Полную противоположность Камперио являл испанский полковник маркиз де Мендигориа. Придворно-дипломатический этикет заполнял всю его жизнь, а пребывание на войне являлось лишь атрибутом его дворянской гордости.

В первый же вечер он взял меня под руку и почти силком заставил, выслушать во всех подробностях его роман. Это нужно было ему [158] только для того, чтобы объяснить мне необходимость для него посылать ежедневно письма своему кумиру в поэтическую Испанию. Бедный маркиз! По возвращении с войны он кончил самоубийством из-за того же предмета своей страсти!
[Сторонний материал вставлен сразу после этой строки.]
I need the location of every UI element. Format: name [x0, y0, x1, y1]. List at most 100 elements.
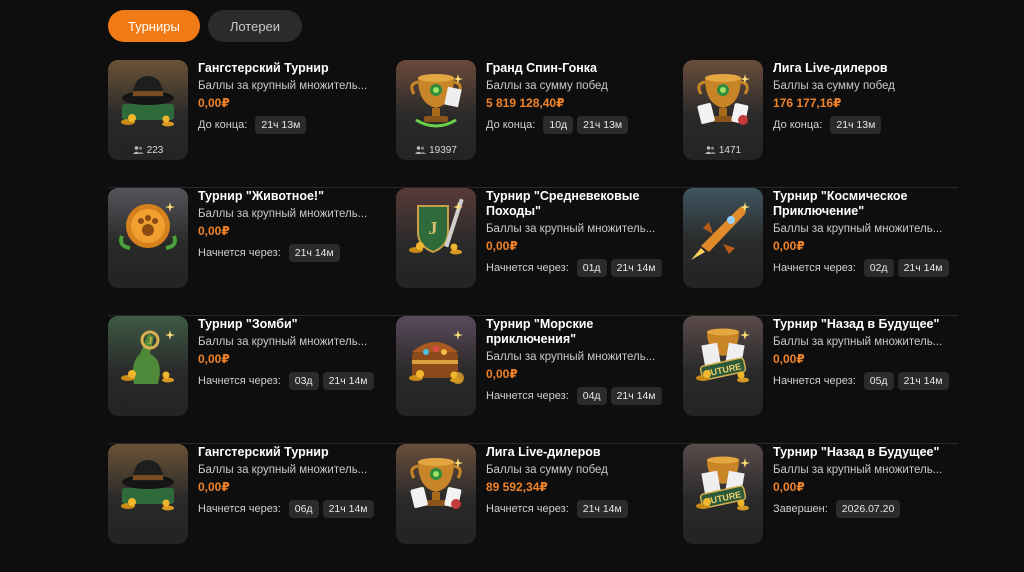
tournament-thumbnail[interactable]: FUTURE	[683, 444, 763, 544]
tournament-card[interactable]: Турнир "Морские приключения" Баллы за кру…	[396, 316, 666, 444]
tournament-thumbnail[interactable]: FUTURE	[683, 316, 763, 416]
timer-chip: 21ч 14м	[288, 244, 340, 262]
timer-label: Начнется через:	[773, 262, 856, 274]
tournament-timer: Начнется через: 03д 21ч 14м	[198, 372, 376, 390]
chest-art-icon	[396, 316, 476, 416]
tournament-title[interactable]: Турнир "Космическое Приключение"	[773, 189, 951, 219]
tournament-card[interactable]: J Турнир "Средневековые Походы" Баллы за к…	[396, 188, 666, 316]
future-art-icon: FUTURE	[683, 316, 763, 416]
prize-amount: 0,00₽	[486, 239, 518, 253]
tournament-info: Гранд Спин-Гонка Баллы за сумму побед 5 81…	[486, 60, 664, 134]
svg-text:J: J	[148, 336, 153, 347]
tournament-grid: 223 Гангстерский Турнир Баллы за крупный м…	[108, 60, 958, 572]
zombie-art-icon: J	[108, 316, 188, 416]
prize-amount: 0,00₽	[773, 480, 805, 494]
tournament-title[interactable]: Гангстерский Турнир	[198, 445, 376, 460]
future-art-icon: FUTURE	[683, 444, 763, 544]
timer-chip: 21ч 14м	[610, 259, 662, 277]
tournament-info: Турнир "Космическое Приключение" Баллы за…	[773, 188, 951, 277]
tournament-title[interactable]: Лига Live-дилеров	[773, 61, 951, 76]
tournament-title[interactable]: Турнир "Животное!"	[198, 189, 376, 204]
tournament-timer: Завершен: 2026.07.20	[773, 500, 951, 518]
tournament-info: Гангстерский Турнир Баллы за крупный множ…	[198, 60, 376, 134]
tournament-thumbnail[interactable]: 19397	[396, 60, 476, 160]
tournament-description: Баллы за крупный множитель...	[198, 208, 368, 220]
timer-label: До конца:	[198, 119, 248, 131]
tournament-card[interactable]: Лига Live-дилеров Баллы за сумму побед 89 …	[396, 444, 666, 572]
tournament-card[interactable]: 19397 Гранд Спин-Гонка Баллы за сумму побе…	[396, 60, 666, 188]
tournament-thumbnail[interactable]	[683, 188, 763, 288]
tournament-timer: Начнется через: 05д 21ч 14м	[773, 372, 951, 390]
tournament-title[interactable]: Гангстерский Турнир	[198, 61, 376, 76]
tournament-description: Баллы за крупный множитель...	[773, 223, 943, 235]
tournament-title[interactable]: Гранд Спин-Гонка	[486, 61, 664, 76]
tournament-thumbnail[interactable]: J	[108, 316, 188, 416]
tournament-card[interactable]: 223 Гангстерский Турнир Баллы за крупный м…	[108, 60, 378, 188]
users-icon	[704, 146, 716, 154]
timer-chip: 04д	[576, 387, 607, 405]
tab-lotteries[interactable]: Лотереи	[207, 10, 303, 42]
prize-amount: 89 592,34₽	[486, 480, 548, 494]
timer-chip: 21ч 14м	[322, 500, 374, 518]
timer-chip: 03д	[288, 372, 319, 390]
tournament-description: Баллы за крупный множитель...	[486, 223, 656, 235]
timer-label: Начнется через:	[486, 503, 569, 515]
tournament-timer: Начнется через: 21ч 14м	[198, 244, 376, 262]
tournament-card[interactable]: 1471 Лига Live-дилеров Баллы за сумму побе…	[683, 60, 953, 188]
users-icon	[132, 146, 144, 154]
tournament-card[interactable]: Турнир "Космическое Приключение" Баллы за…	[683, 188, 953, 316]
tournament-title[interactable]: Турнир "Зомби"	[198, 317, 376, 332]
tournament-card[interactable]: FUTURE Турнир "Назад в Будущее" Баллы за к…	[683, 444, 953, 572]
tournament-thumbnail[interactable]: J	[396, 188, 476, 288]
tournament-thumbnail[interactable]	[396, 316, 476, 416]
tournament-thumbnail[interactable]: 223	[108, 60, 188, 160]
tournament-row: Турнир "Животное!" Баллы за крупный множи…	[108, 188, 958, 316]
timer-chip: 21ч 14м	[322, 372, 374, 390]
timer-chip: 21ч 14м	[610, 387, 662, 405]
tournament-info: Турнир "Назад в Будущее" Баллы за крупный…	[773, 444, 951, 518]
tournament-card[interactable]: J Турнир "Зомби" Баллы за крупный множител…	[108, 316, 378, 444]
tab-tournaments[interactable]: Турниры	[108, 10, 200, 42]
tournament-title[interactable]: Турнир "Назад в Будущее"	[773, 317, 951, 332]
tournament-info: Турнир "Назад в Будущее" Баллы за крупный…	[773, 316, 951, 390]
prize-amount: 0,00₽	[198, 480, 230, 494]
tournament-thumbnail[interactable]	[396, 444, 476, 544]
tournament-title[interactable]: Турнир "Назад в Будущее"	[773, 445, 951, 460]
timer-chip: 05д	[863, 372, 894, 390]
tournament-description: Баллы за крупный множитель...	[198, 336, 368, 348]
rocket-art-icon	[683, 188, 763, 288]
tournament-timer: Начнется через: 21ч 14м	[486, 500, 664, 518]
tournament-row: 223 Гангстерский Турнир Баллы за крупный м…	[108, 60, 958, 188]
timer-chip: 01д	[576, 259, 607, 277]
timer-chip: 21ч 14м	[897, 259, 949, 277]
tournament-info: Турнир "Зомби" Баллы за крупный множитель…	[198, 316, 376, 390]
tournament-timer: Начнется через: 04д 21ч 14м	[486, 387, 664, 405]
timer-label: Начнется через:	[773, 375, 856, 387]
tournament-title[interactable]: Турнир "Средневековые Походы"	[486, 189, 664, 219]
tournament-info: Турнир "Средневековые Походы" Баллы за кр…	[486, 188, 664, 277]
prize-amount: 0,00₽	[198, 96, 230, 110]
tournament-thumbnail[interactable]: 1471	[683, 60, 763, 160]
prize-amount: 0,00₽	[773, 239, 805, 253]
tournament-timer: Начнется через: 06д 21ч 14м	[198, 500, 376, 518]
tournament-description: Баллы за крупный множитель...	[198, 80, 368, 92]
timer-label: Начнется через:	[198, 503, 281, 515]
tournament-description: Баллы за сумму побед	[486, 80, 608, 92]
player-count-value: 1471	[718, 145, 742, 156]
tournament-card[interactable]: FUTURE Турнир "Назад в Будущее" Баллы за к…	[683, 316, 953, 444]
tournament-tabs: Турниры Лотереи	[108, 10, 303, 42]
prize-amount: 0,00₽	[773, 352, 805, 366]
tournament-title[interactable]: Лига Live-дилеров	[486, 445, 664, 460]
shield-art-icon: J	[396, 188, 476, 288]
tournament-thumbnail[interactable]	[108, 188, 188, 288]
tournament-description: Баллы за крупный множитель...	[198, 464, 368, 476]
tournament-card[interactable]: Гангстерский Турнир Баллы за крупный множ…	[108, 444, 378, 572]
player-count-value: 19397	[429, 145, 457, 156]
hat-art-icon	[108, 444, 188, 544]
tournament-title[interactable]: Турнир "Морские приключения"	[486, 317, 664, 347]
player-count: 223	[108, 145, 188, 156]
tournament-timer: До конца: 10д 21ч 13м	[486, 116, 664, 134]
tournament-card[interactable]: Турнир "Животное!" Баллы за крупный множи…	[108, 188, 378, 316]
coin-art-icon	[108, 188, 188, 288]
tournament-thumbnail[interactable]	[108, 444, 188, 544]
Его ужасал своей солдатской грубостью его собственный помощник капитан де ла Сэрра, не менявший за всю войну грязного светло-голубого гусарского доломана и не расстававшийся с громадной саблей, похожей на сабли наполеоновских гусар. После всех наших разгромов и отступлений де ла Сэрра продолжал твердить: Nous marrchons toujourrs verrs la gloirre! [5]

Молчаливо и сосредоточенно взирал на своих коллег белокурый великан швед капитан Эдлунд, гордившийся своим прекрасным знанием русского языка. В громадной фетровой шляпе с широкими полями он приводил на память времена Густава-Адольфа. Совсем на него непохожий, маленький, нервный, некрасивый, экспансивный норвежец Ньюквист тоже старался объясняться со всеми по-русски, но говорил на таком ломаном языке, что вызывал невольную улыбку.

Скромно и малозаметно держали себя два румынских капитана и серьезный болгарский полковник Протопопов. Показательно было, что уже тогда болгары послали нам не кого-нибудь из многих офицеров, окончивших нашу академию генерального штаба, а предпочли, вероятно, для обеспечения беспристрастности суждения послать воспитанника итальянской академии.

Отдельно держались американцы. Никто не мог различить их чинов по полуспортивным курткам цвета хаки; никто не понимал, зачем эти полуштатские люди приехали к нам, а они упорно отказывались понимать какой-либо другой язык, кроме английского.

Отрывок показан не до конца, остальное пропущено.